Soapbox: The Debt Ceiling Charade
| By Gary Mead | 0 Comments

It’s that time again – ‘squabbling over the US debt ceiling’ time. If it slipped our notice then Janet Yellen, the US Treasury Secretary, is there to remind us. On 19 January, the US will surpass its current borrowing limit of $31.4 trillion according to Yellen. The US debt ceiling is the legislative limit on the amount of national debt that the US Treasury can run up. The debt ceiling was created in 1917 to help finance spending on the First World War. It’s a way in which the government can borrow money to cover the fiscal gap – the gap between the amount the government takes in tax revenues and what it spends. Today, raising the debt limit has become an excuse for a brawl between the Democrat and Republican parties in Congress. A reprieve can be gained but this year it’s likely to last no longer than the end of May. Between now and then we can expect a Democrat vs Republican squabble over what to fight for and what can be sacrificed. If the ceiling looks like being breached the US government grinds to a halt and global financial stability will be threatened.
$31.5 trillion and rising
Wow! $31.5 trillion! That’s the current size of the US federal debt. Putting it another way, it’s more than $94,000 per US citizen. Or, another way, it’s the same as the combined economies of China, Germany, Japan and the UK, according to the US Peterson Foundation. The foundation helpfully adds that if every US household paid $1,000 a month it would take more than 19 years to eliminate the debt. Interest payments on this debt cost more than $1 billion a day.
America is running on fumes – the only significant question is how long before the engine stutters and packs up. Certainly, not all debt is bad, either individually or nationally. Taking on debt to buy a home, to get education, to grow a business, can all be sensible decisions and can help grow the national economy. But borrowing to buy assets that lose value over time, such as a car, is not such a great idea, unless you can get a no or very low interest rate.

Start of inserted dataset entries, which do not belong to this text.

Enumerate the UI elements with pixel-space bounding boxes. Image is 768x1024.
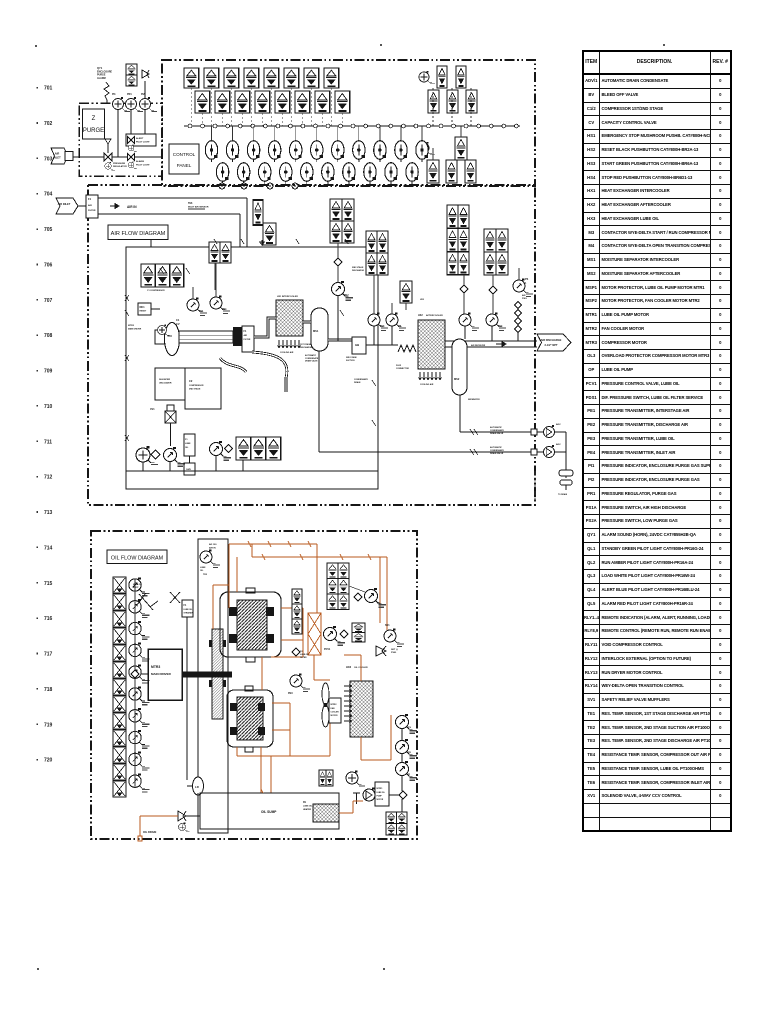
annunciator row A 7 bbox=[304, 68, 319, 88]
wire bbox=[464, 326, 466, 339]
annunciator row A 4 bbox=[244, 68, 259, 88]
svg-text:PSIG: PSIG bbox=[522, 298, 527, 300]
temperature sensor TE5 bbox=[200, 550, 220, 568]
wire pilot drop bbox=[316, 126, 318, 141]
oil return bbox=[270, 756, 272, 793]
oil flow diagram title box bbox=[107, 550, 167, 564]
svg-text:HEATER: HEATER bbox=[303, 808, 312, 811]
oil line bbox=[302, 608, 304, 657]
C2 top nozzle bbox=[245, 686, 253, 691]
svg-text:FILTER: FILTER bbox=[244, 339, 251, 341]
svg-text:TE4: TE4 bbox=[498, 325, 503, 328]
machine bus bbox=[126, 470, 378, 472]
oil strainer F1 box bbox=[182, 600, 193, 617]
oil line bbox=[281, 639, 303, 641]
pressure gauge oil b bbox=[396, 739, 418, 759]
check valve bbox=[354, 593, 362, 601]
oil line bbox=[352, 801, 354, 813]
wire bbox=[401, 799, 403, 812]
pilot light bbox=[237, 163, 249, 184]
svg-text:AIR INLET: AIR INLET bbox=[58, 202, 71, 206]
annunciator row B 2 bbox=[215, 91, 230, 113]
svg-text:AD 100: AD 100 bbox=[209, 543, 217, 546]
svg-text:CONTROL: CONTROL bbox=[173, 152, 196, 157]
lube pump gauge bbox=[136, 446, 158, 465]
bus node bbox=[364, 124, 368, 128]
corner tick bbox=[35, 45, 37, 47]
annunciator C1 a bbox=[141, 264, 155, 287]
pilot light bbox=[416, 141, 428, 162]
annunciator row A 6 bbox=[284, 68, 299, 88]
temperature sensor TE2 oil bbox=[365, 588, 387, 608]
annunciator cluster C2 bbox=[458, 205, 469, 228]
oil sensor block 2 bbox=[113, 594, 126, 610]
pipe interstage bbox=[254, 318, 276, 337]
oil line bbox=[261, 789, 263, 793]
oil line bbox=[272, 702, 290, 704]
bus node bbox=[502, 124, 506, 128]
annunciator row A 8 bbox=[324, 68, 339, 88]
cooling air arrows HX2 bbox=[418, 372, 421, 380]
oil drop bbox=[386, 557, 388, 630]
spacer bbox=[296, 676, 298, 678]
svg-text:HX2: HX2 bbox=[418, 314, 423, 317]
break marks left bbox=[125, 295, 129, 441]
svg-text:AIR IN: AIR IN bbox=[127, 205, 137, 209]
svg-text:LR: LR bbox=[195, 785, 199, 789]
svg-text:AIR RECEIVER: AIR RECEIVER bbox=[471, 344, 486, 347]
svg-text:MS2: MS2 bbox=[454, 377, 460, 381]
svg-text:XV1: XV1 bbox=[150, 408, 155, 411]
annunciator cluster A3 bbox=[330, 221, 342, 243]
svg-text:COOLER: COOLER bbox=[331, 712, 340, 714]
annunciator oil B2 bbox=[292, 604, 302, 619]
annunciator row B 5 bbox=[275, 91, 290, 113]
annunciator cluster B2 bbox=[377, 231, 388, 253]
annunciator cluster D4 bbox=[496, 252, 508, 275]
check valve bbox=[489, 286, 497, 294]
oil line bbox=[329, 700, 331, 756]
pressure gauge oil a bbox=[396, 714, 418, 734]
pilot light bbox=[205, 141, 217, 162]
check valve bbox=[399, 791, 407, 799]
oil line C1 to C2 bbox=[261, 657, 263, 690]
svg-text:705: 705 bbox=[44, 227, 53, 233]
oil drain valve bbox=[178, 811, 186, 821]
oil drop to C1 bbox=[228, 544, 230, 592]
oil sensor block 4 bbox=[113, 628, 126, 644]
oil drop bbox=[236, 557, 238, 592]
wire bbox=[170, 423, 172, 434]
svg-text:ALERT: ALERT bbox=[136, 137, 144, 140]
annunciator cluster B4 bbox=[377, 253, 388, 275]
svg-text:LUBE OIL: LUBE OIL bbox=[303, 805, 313, 807]
svg-text:AFTERCOOLER: AFTERCOOLER bbox=[426, 314, 443, 317]
oil line bbox=[314, 679, 330, 681]
svg-text:DISCHARGE: DISCHARGE bbox=[352, 269, 365, 272]
pressure switch PS1A bbox=[386, 313, 406, 331]
annunciator oil B1 bbox=[292, 589, 302, 604]
bus node bbox=[402, 124, 406, 128]
oil gauge 1 bbox=[129, 577, 150, 596]
break marks bbox=[470, 429, 478, 455]
svg-text:701: 701 bbox=[44, 86, 53, 92]
riser diamond bbox=[131, 670, 139, 678]
grid line number 710 bbox=[37, 405, 39, 407]
svg-text:UNLOADER: UNLOADER bbox=[159, 381, 172, 384]
wire to MTR3 bbox=[141, 673, 148, 675]
MS1 drain bbox=[318, 351, 320, 452]
annunciator PE4 a bbox=[263, 223, 276, 245]
QL4 light bbox=[128, 144, 137, 152]
bus node bbox=[414, 124, 418, 128]
annunciator oil D1 bbox=[386, 812, 397, 824]
oil sensor block 8 bbox=[113, 696, 126, 712]
corner tick bbox=[383, 968, 385, 970]
compressor package outline bbox=[126, 247, 378, 489]
annunciator cluster B3 bbox=[366, 253, 377, 275]
wire annunciator drop bbox=[330, 88, 332, 126]
annunciator oil C1 bbox=[352, 623, 365, 633]
wire vent to circles bbox=[144, 81, 146, 99]
motor shaft bbox=[182, 672, 232, 678]
wire bbox=[242, 460, 244, 471]
svg-text:PI: PI bbox=[408, 774, 410, 776]
compressor C1 cylinder bbox=[179, 331, 233, 343]
lube oil pump OP bbox=[363, 788, 375, 802]
inlet duct top bbox=[98, 197, 247, 199]
wire bbox=[349, 586, 365, 592]
annunciator bottom a bbox=[236, 437, 251, 460]
wire pilot drop bbox=[379, 126, 381, 141]
wire bbox=[460, 126, 462, 137]
oil to HX3 bbox=[360, 655, 362, 681]
pressure gauge oil c bbox=[396, 761, 418, 781]
bus node bbox=[314, 124, 318, 128]
oil gauge 10 bbox=[129, 773, 150, 792]
check valve bbox=[334, 258, 342, 266]
pipe MS1 to C2 suction bbox=[328, 339, 352, 342]
svg-text:SEPARATOR: SEPARATOR bbox=[468, 398, 480, 401]
fan motor MTR2 box bbox=[329, 698, 341, 723]
grid line number 704 bbox=[37, 193, 39, 195]
inlet duct right outer bbox=[246, 198, 248, 247]
svg-text:MAIN OIL: MAIN OIL bbox=[133, 583, 143, 586]
oil sensor block 6 bbox=[113, 662, 126, 678]
svg-text:ALARM: ALARM bbox=[136, 160, 144, 163]
oil return header bbox=[237, 755, 330, 757]
annunciator bottom c bbox=[266, 437, 281, 460]
bus node bbox=[427, 124, 431, 128]
oil sensor block 1 bbox=[113, 577, 126, 593]
svg-text:LUBE OIL: LUBE OIL bbox=[300, 654, 310, 656]
svg-text:GB: GB bbox=[355, 343, 359, 347]
svg-text:C1: C1 bbox=[176, 318, 180, 322]
check valve bbox=[340, 630, 348, 638]
oil return bbox=[260, 747, 262, 793]
pilot light bbox=[395, 141, 407, 162]
cylinder C1 outline bbox=[220, 592, 281, 657]
guide tabs bbox=[209, 640, 212, 647]
svg-text:TE6: TE6 bbox=[188, 202, 193, 205]
wire bbox=[405, 303, 407, 310]
bus node bbox=[213, 124, 217, 128]
grid line number 708 bbox=[37, 334, 39, 336]
svg-text:COOLING AIR: COOLING AIR bbox=[420, 383, 434, 386]
svg-text:MTR3: MTR3 bbox=[128, 325, 135, 327]
oil gauge 3 bbox=[129, 621, 150, 640]
svg-text:DRAIN VALVE: DRAIN VALVE bbox=[305, 360, 318, 363]
svg-text:702: 702 bbox=[44, 121, 53, 127]
oil sensor block 5 bbox=[113, 645, 126, 661]
svg-text:PURGE: PURGE bbox=[83, 128, 104, 134]
wire bbox=[534, 471, 536, 503]
bus node bbox=[326, 124, 330, 128]
svg-text:DISCHARGE: DISCHARGE bbox=[300, 346, 313, 349]
panel gauge b bbox=[419, 142, 435, 155]
annunciator right C1 bbox=[455, 137, 467, 160]
svg-text:CONNECTOR: CONNECTOR bbox=[396, 368, 409, 370]
svg-text:MS1: MS1 bbox=[313, 329, 319, 333]
alarm square PS2A b bbox=[126, 75, 137, 86]
check valve bbox=[151, 450, 160, 459]
grid line number 715 bbox=[37, 582, 39, 584]
panel-to-field connector bbox=[219, 183, 225, 189]
svg-text:SV1: SV1 bbox=[385, 624, 390, 627]
motor end box bbox=[155, 330, 165, 344]
gauge board GB bbox=[352, 337, 366, 354]
oil line bbox=[313, 655, 315, 680]
suction line bbox=[186, 617, 188, 780]
oil drain line bbox=[139, 816, 141, 836]
annunciator TE6 bbox=[253, 200, 263, 225]
wire bbox=[142, 462, 144, 471]
none bbox=[199, 801, 201, 829]
svg-text:COMPRESSOR: COMPRESSOR bbox=[189, 385, 204, 387]
drain valve ADV2 bbox=[543, 445, 554, 457]
wire bbox=[432, 148, 434, 160]
strainer X bbox=[170, 592, 180, 603]
annunciator row B 4 bbox=[255, 91, 270, 113]
annunciator cluster C3 bbox=[447, 228, 458, 251]
annunciator right D3 bbox=[465, 160, 476, 183]
pipe sweep C1 to C2 bbox=[220, 358, 246, 372]
wire pilot drop bbox=[232, 126, 234, 141]
oil line bbox=[361, 759, 391, 761]
annunciator row A 1 bbox=[184, 68, 199, 88]
wire annunciator drop bbox=[321, 113, 323, 126]
drain node b bbox=[531, 449, 537, 455]
heat exchanger HX3 bbox=[350, 681, 373, 737]
pilot light bbox=[301, 163, 313, 184]
pilot light bbox=[259, 163, 271, 184]
coupling bbox=[233, 327, 242, 346]
annunciator oil A2 bbox=[338, 563, 349, 579]
svg-text:719: 719 bbox=[44, 722, 53, 728]
wire bbox=[555, 451, 567, 453]
wire pilot drop bbox=[253, 126, 255, 141]
compressor C1 crank ellipse bbox=[165, 323, 180, 356]
oil sensor block 13 bbox=[113, 781, 126, 797]
svg-text:CONDENSATE: CONDENSATE bbox=[490, 449, 505, 452]
bus node bbox=[263, 124, 267, 128]
oil line bbox=[281, 607, 303, 609]
annunciator oil E1 bbox=[319, 770, 326, 786]
grid line number 716 bbox=[37, 617, 39, 619]
grid line number 709 bbox=[37, 370, 39, 372]
bus node bbox=[376, 124, 380, 128]
svg-text:F1: F1 bbox=[185, 439, 188, 441]
annunciator cluster D3 bbox=[484, 252, 496, 275]
horn QY1 symbol bbox=[104, 82, 109, 100]
svg-text:710: 710 bbox=[44, 404, 53, 410]
svg-text:MTR3: MTR3 bbox=[151, 665, 160, 669]
bus node bbox=[389, 124, 393, 128]
grid line number 717 bbox=[37, 653, 39, 655]
pressure regulator PR1 bbox=[104, 153, 112, 161]
flow arrow discharge bbox=[496, 342, 506, 347]
oil header 2 bbox=[252, 556, 387, 558]
annunciator oil A5 bbox=[327, 594, 338, 610]
wire bbox=[337, 266, 339, 283]
annunciator right D2 bbox=[446, 160, 457, 183]
grid line number 702 bbox=[37, 122, 39, 124]
svg-text:MOTOR: MOTOR bbox=[377, 799, 384, 801]
annunciator oil A1 bbox=[327, 563, 338, 579]
wire bbox=[389, 794, 399, 796]
thermowell bbox=[353, 793, 360, 804]
bus node bbox=[452, 124, 456, 128]
oil line bbox=[236, 747, 238, 756]
immersion heater element bbox=[313, 804, 339, 822]
svg-text:C1 COMPRESSOR: C1 COMPRESSOR bbox=[147, 290, 165, 292]
filter F1 oil box bbox=[184, 434, 195, 456]
svg-text:HX3: HX3 bbox=[346, 665, 352, 669]
muffler b bbox=[560, 480, 572, 485]
safety relief valve SV1 bbox=[376, 646, 386, 656]
wire bbox=[150, 240, 152, 247]
svg-text:717: 717 bbox=[44, 652, 53, 658]
wire bbox=[170, 434, 172, 446]
svg-text:718: 718 bbox=[44, 687, 53, 693]
control panel boundary bbox=[162, 60, 535, 186]
wire bbox=[401, 754, 403, 763]
annunciator oil D4 bbox=[397, 824, 408, 836]
parts list table bbox=[582, 50, 732, 832]
off-page flag AIR DISCHARGE bbox=[537, 334, 571, 351]
oil gauge 9 bbox=[129, 752, 150, 771]
wire annunciator drop bbox=[250, 88, 252, 126]
purge inlet connector bbox=[65, 152, 73, 161]
svg-text:OIL: OIL bbox=[200, 570, 204, 572]
annunciator row B 7 bbox=[315, 91, 330, 113]
wire bbox=[391, 303, 393, 314]
cylinder C2 bore bbox=[237, 697, 263, 740]
svg-text:MAIN DRIVER: MAIN DRIVER bbox=[151, 672, 172, 676]
oil flow diagram boundary bbox=[91, 531, 417, 839]
seal diamond bbox=[514, 325, 521, 332]
pilot light bbox=[353, 141, 365, 162]
svg-text:STRAINER: STRAINER bbox=[184, 612, 194, 615]
svg-text:1ST STAGE: 1ST STAGE bbox=[300, 343, 312, 346]
svg-text:715: 715 bbox=[44, 581, 53, 587]
pressure regulator PR1 gauge bbox=[125, 97, 142, 112]
break marks pipes bbox=[125, 268, 376, 426]
oil drain line bbox=[140, 815, 178, 817]
pilot light bbox=[216, 163, 228, 184]
bus node bbox=[351, 124, 355, 128]
panel-to-field connector bbox=[267, 183, 273, 189]
compressor body b bbox=[185, 368, 221, 409]
svg-text:709: 709 bbox=[44, 369, 53, 375]
cooling air arrows HX1 bbox=[277, 340, 280, 348]
annunciator right D1 bbox=[427, 160, 439, 183]
PR1 gauge bbox=[105, 162, 115, 171]
wire PE2 tap bbox=[337, 296, 339, 342]
seal diamond bbox=[514, 309, 521, 316]
alarm pilot valve QL5 bbox=[128, 154, 135, 161]
svg-text:AIR IN: AIR IN bbox=[209, 546, 216, 549]
piston rods C1 bbox=[229, 607, 237, 616]
oil line bbox=[213, 584, 229, 586]
svg-text:OIL FLOW DIAGRAM: OIL FLOW DIAGRAM bbox=[111, 556, 164, 562]
annunciator right B3 bbox=[466, 90, 477, 113]
svg-text:706: 706 bbox=[44, 263, 53, 269]
wire bbox=[391, 326, 393, 345]
wire bbox=[492, 275, 494, 286]
off-page flag AIR INLET (air) bbox=[56, 198, 78, 214]
svg-text:2ND STAGE: 2ND STAGE bbox=[346, 356, 357, 359]
gauge above sump bbox=[346, 771, 365, 787]
bus node bbox=[289, 124, 293, 128]
panel signal bus bbox=[184, 125, 520, 127]
oil filter F2 bbox=[308, 613, 321, 655]
oil sump tank bbox=[200, 793, 339, 829]
grid line number 719 bbox=[37, 724, 39, 726]
wire bbox=[470, 88, 472, 126]
wire annunciator drop bbox=[261, 113, 263, 126]
svg-text:711: 711 bbox=[44, 439, 52, 445]
drain stack bbox=[565, 432, 567, 478]
svg-text:TE5: TE5 bbox=[203, 574, 208, 576]
wire annunciator drop bbox=[221, 113, 223, 126]
svg-text:COOLING AIR: COOLING AIR bbox=[280, 351, 294, 354]
wire bbox=[401, 776, 403, 792]
annunciator PS pair bbox=[400, 281, 412, 303]
annunciator cluster A1 bbox=[330, 199, 342, 221]
wire bbox=[197, 793, 199, 795]
svg-text:AIR FLOW DIAGRAM: AIR FLOW DIAGRAM bbox=[111, 231, 166, 237]
oil line bbox=[339, 812, 353, 814]
svg-text:Z: Z bbox=[92, 116, 96, 122]
svg-text:PANEL: PANEL bbox=[177, 163, 192, 168]
oil line bbox=[271, 656, 303, 658]
alert pilot valve QL4 bbox=[128, 137, 135, 144]
drain valve ADV1 bbox=[543, 425, 554, 437]
wire bbox=[432, 88, 434, 126]
pilot light bbox=[406, 163, 418, 184]
off-page flag AIR INLET (purge) bbox=[51, 148, 68, 164]
moisture separator MS1 bbox=[311, 308, 328, 351]
svg-text:SILENCER: SILENCER bbox=[159, 379, 170, 381]
grid line number 701 bbox=[37, 87, 39, 89]
grid line number 705 bbox=[37, 228, 39, 230]
svg-text:PE1: PE1 bbox=[222, 308, 227, 311]
svg-text:LUBE: LUBE bbox=[200, 567, 206, 569]
C2 bottom nozzle bbox=[245, 747, 253, 752]
annunciator row B 1 bbox=[195, 91, 210, 113]
svg-text:MC1: MC1 bbox=[140, 306, 146, 309]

Getting over the debt ceiling crisis has become a regular feature of US politics in recent years. Usually some kind of deal is cooked up but this year may be different, now that the Republican Party has a narrow majority in the House of Representatives. Eric Winograd, chief US economist at the asset management company AllianceBernstein told Reuters on 11 January that in his view “this is going to be the most contentious debt ceiling debate in memory”. Last time Congress sailed close to the wind over raising the debt ceiling was in 2011; Standard & Poor’s downgraded the US credit rating for the first time, and financial markets started to panic. So this year may be no charade after all.
Murky manoeuvres
US politics being what it is – very murky – will the Republican Party be able to maintain its current stiff stance about debt ceiling negotiations this year? The House Speaker, the Republican Party member Kevin McCarthy, has reportedly told President Biden that the price for a deal is the imposition of a spending cap on the government. But according to his press spokespeople Biden “will not be doing any negotiation over the debt ceiling… there’s going to be no negotiation over it”. A small number of die-hard conservative Republicans opposed McCarthy’s attempt to become Speaker; notoriously it took the largest number of voting rounds since 1856 to squeeze him in. The New Yorker says the “good news for Democrats is that the Republican leadership is this weak – except that weak Republican leadership is what paved the way for [Donald] Trump in the first place”. It’s in everyone’s interest – in America’s interest – that the debt ceiling debate should be settled, and fast. In 2011 it wasn’t only the financial markets that took a beating from the debt ceiling fiasco – consumer confidence also dropped as did confidence in all US politicians. No negotiations, says the President. He may have to eat those words.
Different this time?
The world has changed as a result of Russia’s war in Ukraine. It’s not simply that the US in 2022 directed a vast sum to support Ukraine, more than $52 billion according to the Kiel Institute for the World Economy. The war is nearly a year old and shows no signs of ending; worryingly Ukraine’s defence minister, Oleksii Reznikov, claimed recently that Ukraine is now a de facto member of the NATO alliance, a red rag to President Putin. This kind of stealthily obtaining something that has been denied is not an attractive feature, even if (with the delivery of tanks from the UK, a NATO member) it may be true.
The war has also hastened the almost imperceptible creep of countries to reduce their exposure to Dollar-denominated debt. China’s holdings of US Treasury bonds fell by $100 billion, almost 10%, in the first half of 2022. China’s decision to lower the amount of US debt it owns is probably related to the US decision to weaponize its currency, by freezing the Dollar assets of Russia’s central bank.
Russia can’t use the Dollar; China doesn’t want to rely on the Dollar; both stepped up their purchases of gold last year. So the US may indeed carry on issuing ever-greater amounts of debt; but will it have as many eager buyers as in the past?